In the legalization debate there is a lot of emphasis about the dangers of making it easier for kids to get ahold of cannabis. Given that you tried it yourself for the first time as a teenager, what's your view on keeping it away from young people?
I think that young people should be introduced to cannabis the same way they're introduced to alcohol in responsible households. Kids need role models. They need to see people doing things responsibly. One of the terrible things with prohibition is that millions of parents that are totally responsible cannabis users hide their use from their kids. They go in the garage or in the backyard, or they have a secret code-language because they don't want to give their kids mixed messages. They don't want their kids to have to lie and hide things.

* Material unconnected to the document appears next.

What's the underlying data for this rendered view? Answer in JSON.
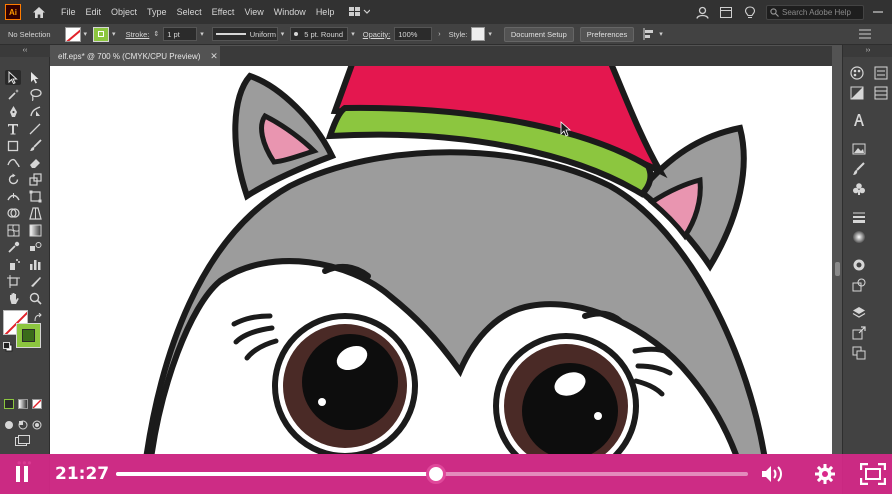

What ends up happening is that the only role models left for our children are stupid stoner movies. And that's not really how we want to teach kids how to consume cannabis. In my household growing up, I got to the point where I was curious about wine. My dad put a few drops of wine in a glass, and then he filled it up with water. He let me taste it, and I gradually got accustomed to it. And I saw that he would have one glass, or maybe two glasses with dinner, and that became the norm for me. I grew up and I didn't develop a problem with drinking. I think that's the way most kids who have a healthy relationship with alcohol find their way to it. I think the same thing with cannabis. It's something that should be primarily in the control of families.
There aren't a lot of positive role models in the cannabis community that are mass-consumable in pop culture. I look around and see people portrayed as stoners or potheads or lazy slackers. In reality, that's the opposite of what a lot of this community is.
You look at people like Peter Lewis, Richard Branson, and Carl Sagan. Some of the best minds of the past decades have been people who not only consumed cannabis, but consumed cannabis on a very regular basis - and credit it for some of their success. If you are a high-achieving person - whether you're an athlete, or you're a business executive, or you're a performer - cannabis can be incredibly helpful and incredibly healing. It can enhance your healing process. It can enhance your creativity. It can enhance your sense of spontaneity. It can be incredibly helpful in contrast to alcohol, which is the socially sanctioned alternative. Most people, unless they're walking around sloppy drunk all the time, aren't accused of being dumb because they have a couple of glasses of wine at dinner.
Why is this a civil rights issue?
It's a civil rights issue because cannabis is - like all healing botanicals - something human beings have a right to access. One of the things that drives me crazy about cannabis today is the "R-word" - recreational. People talk about the recreational use of cannabis, which is absurd. Cannabinoids also produced in plants, and by the human body endogenously. Many of the chemicals in the plant are similar chemicals. And the endocannabinoid system, which manages these compounds, is the largest neurotransmitter system in the human body. It's located in all of our organs: our skin, our connective tissue. Virtually everywhere.
When you're talking about a substance that has such a complex, profound interaction with the human physiology and mind, to categorize it as an elective leisure pursuit is crazy. The danger is if it's 'recreational,' it's optional. If it's optional, it's a choice. If it's a choice, you don't need to have it.
I look at it differently. This is not optional.
It interacts with the largest neurotransmitter system in our body. Every human - every living creature on the planet with the exception of insects - has an endocannabinoid system. This is a major part of human physiology. We have a right to every healing botanical that this planet has given us, including cannabis.